Cryptocurrency had its most turbulent year in 2022. The collapse of TerraUSD ushered in a broad market decline, and the FTX debacle brought new publicity and scrutiny to crypto’s woes. Both events will likely spark new regulation and legislation.

Policymakers and regulators should regulate market structures like exchanges. While many cryptocurrencies are extremely transparent and require little if any additional disclosures, others are plagued by serious informational asymmetries. An exchange might allow participants to trade Bitcoin, and regulators need to protect investors who rely on such exchanges. Investors may face informational asymmetries regarding the operation and safety of the exchange. Nevertheless, the exchange is unrelated to traded assets like Bitcoin and Ether. Thus, we could consider securities and exchange regulation to be ancillary to crypto itself.

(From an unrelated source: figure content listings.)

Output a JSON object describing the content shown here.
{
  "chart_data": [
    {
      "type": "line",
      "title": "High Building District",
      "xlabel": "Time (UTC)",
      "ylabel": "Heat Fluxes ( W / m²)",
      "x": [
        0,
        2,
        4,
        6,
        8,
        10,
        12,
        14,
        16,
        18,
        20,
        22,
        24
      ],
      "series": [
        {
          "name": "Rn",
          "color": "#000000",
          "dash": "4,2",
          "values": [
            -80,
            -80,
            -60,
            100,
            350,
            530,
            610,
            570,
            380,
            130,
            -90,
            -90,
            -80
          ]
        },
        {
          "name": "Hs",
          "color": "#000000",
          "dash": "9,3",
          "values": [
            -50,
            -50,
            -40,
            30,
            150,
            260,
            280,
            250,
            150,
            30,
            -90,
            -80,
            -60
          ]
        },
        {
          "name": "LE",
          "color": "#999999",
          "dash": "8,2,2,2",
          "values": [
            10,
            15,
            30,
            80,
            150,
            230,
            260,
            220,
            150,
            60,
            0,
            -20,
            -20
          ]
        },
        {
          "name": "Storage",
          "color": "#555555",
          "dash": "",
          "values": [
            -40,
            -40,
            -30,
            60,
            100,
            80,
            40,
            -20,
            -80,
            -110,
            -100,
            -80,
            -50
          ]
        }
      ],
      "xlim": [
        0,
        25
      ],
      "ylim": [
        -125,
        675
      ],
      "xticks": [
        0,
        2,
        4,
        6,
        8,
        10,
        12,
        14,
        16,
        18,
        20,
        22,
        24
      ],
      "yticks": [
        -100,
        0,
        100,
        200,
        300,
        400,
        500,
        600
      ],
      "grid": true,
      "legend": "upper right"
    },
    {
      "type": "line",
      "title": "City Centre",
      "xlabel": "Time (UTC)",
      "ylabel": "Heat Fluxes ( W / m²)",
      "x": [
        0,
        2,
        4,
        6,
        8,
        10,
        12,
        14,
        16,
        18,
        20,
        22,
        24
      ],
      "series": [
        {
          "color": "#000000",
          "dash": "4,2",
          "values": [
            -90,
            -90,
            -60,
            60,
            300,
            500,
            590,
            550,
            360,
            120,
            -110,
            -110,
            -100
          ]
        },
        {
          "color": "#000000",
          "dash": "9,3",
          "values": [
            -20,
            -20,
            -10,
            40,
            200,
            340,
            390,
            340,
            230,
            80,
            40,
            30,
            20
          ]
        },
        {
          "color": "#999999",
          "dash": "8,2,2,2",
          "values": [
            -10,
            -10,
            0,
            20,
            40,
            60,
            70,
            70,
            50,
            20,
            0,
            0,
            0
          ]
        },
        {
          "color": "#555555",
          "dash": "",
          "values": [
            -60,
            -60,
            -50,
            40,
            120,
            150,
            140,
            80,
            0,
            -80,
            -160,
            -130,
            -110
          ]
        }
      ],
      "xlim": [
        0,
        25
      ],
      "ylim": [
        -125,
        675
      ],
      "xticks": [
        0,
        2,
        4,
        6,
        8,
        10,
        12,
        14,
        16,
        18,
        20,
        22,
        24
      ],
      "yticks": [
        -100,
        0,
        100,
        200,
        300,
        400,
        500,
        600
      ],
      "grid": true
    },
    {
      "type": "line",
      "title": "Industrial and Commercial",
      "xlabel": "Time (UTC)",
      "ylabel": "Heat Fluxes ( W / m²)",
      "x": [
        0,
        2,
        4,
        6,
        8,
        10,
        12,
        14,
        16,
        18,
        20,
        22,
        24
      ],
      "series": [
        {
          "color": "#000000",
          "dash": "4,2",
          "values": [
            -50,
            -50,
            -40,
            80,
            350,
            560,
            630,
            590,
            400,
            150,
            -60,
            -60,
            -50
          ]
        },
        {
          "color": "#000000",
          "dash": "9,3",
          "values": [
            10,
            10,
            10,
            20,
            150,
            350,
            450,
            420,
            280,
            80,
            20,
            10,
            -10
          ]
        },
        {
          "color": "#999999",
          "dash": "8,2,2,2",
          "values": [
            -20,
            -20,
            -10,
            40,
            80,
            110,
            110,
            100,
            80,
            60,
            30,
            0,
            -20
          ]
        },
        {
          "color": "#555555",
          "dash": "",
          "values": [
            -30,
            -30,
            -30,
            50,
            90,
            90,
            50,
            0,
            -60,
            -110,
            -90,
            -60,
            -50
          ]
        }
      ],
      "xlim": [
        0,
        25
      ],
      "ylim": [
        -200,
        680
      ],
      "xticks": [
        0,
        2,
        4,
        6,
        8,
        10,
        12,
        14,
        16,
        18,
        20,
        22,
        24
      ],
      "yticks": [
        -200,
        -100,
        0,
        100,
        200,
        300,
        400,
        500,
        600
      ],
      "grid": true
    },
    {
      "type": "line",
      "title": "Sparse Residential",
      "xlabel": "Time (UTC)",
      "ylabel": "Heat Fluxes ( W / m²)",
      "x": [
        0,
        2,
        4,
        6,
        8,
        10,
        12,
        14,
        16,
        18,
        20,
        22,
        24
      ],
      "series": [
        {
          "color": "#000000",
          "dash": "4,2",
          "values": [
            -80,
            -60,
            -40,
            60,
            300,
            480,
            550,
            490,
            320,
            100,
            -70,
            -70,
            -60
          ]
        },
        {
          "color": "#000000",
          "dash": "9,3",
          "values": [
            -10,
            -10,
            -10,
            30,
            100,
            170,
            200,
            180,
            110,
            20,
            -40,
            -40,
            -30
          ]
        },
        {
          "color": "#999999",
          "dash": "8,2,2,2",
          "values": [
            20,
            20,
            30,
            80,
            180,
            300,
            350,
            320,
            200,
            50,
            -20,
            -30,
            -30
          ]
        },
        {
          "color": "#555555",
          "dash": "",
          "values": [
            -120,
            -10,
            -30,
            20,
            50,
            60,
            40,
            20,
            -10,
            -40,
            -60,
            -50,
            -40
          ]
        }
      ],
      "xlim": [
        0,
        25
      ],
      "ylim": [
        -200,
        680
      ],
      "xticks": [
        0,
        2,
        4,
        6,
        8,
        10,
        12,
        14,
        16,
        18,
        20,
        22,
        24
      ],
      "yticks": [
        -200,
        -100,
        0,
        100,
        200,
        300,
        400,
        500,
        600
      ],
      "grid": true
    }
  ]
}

Regulators should focus on such ancillary regulation of market structures and resist calls to impose minimum-product standards on crypto. The FTX debacle involved the soundness of the exchange and not the soundness of mainstream cryptocurrencies like Bitcoin. Even before the collapse of TerraUSD, prominent voices called for stablecoins to be brought within the tightly regulated world of banks and other insured depository institutions. Even if such moves could have protected investors in TerraUSD, protection is not necessarily sound policy. At the present time, stablecoins do not function as methods of payments. Moreover, extending banking regulation to stablecoins almost certainly would mean governmental support if not outright deposit insurance. Such a move would also make many stablecoins impractical if not illegal. For now, regulators should let developers and investors continue to take risks in the design of stablecoins and other crypto rather than imposing direct regulation.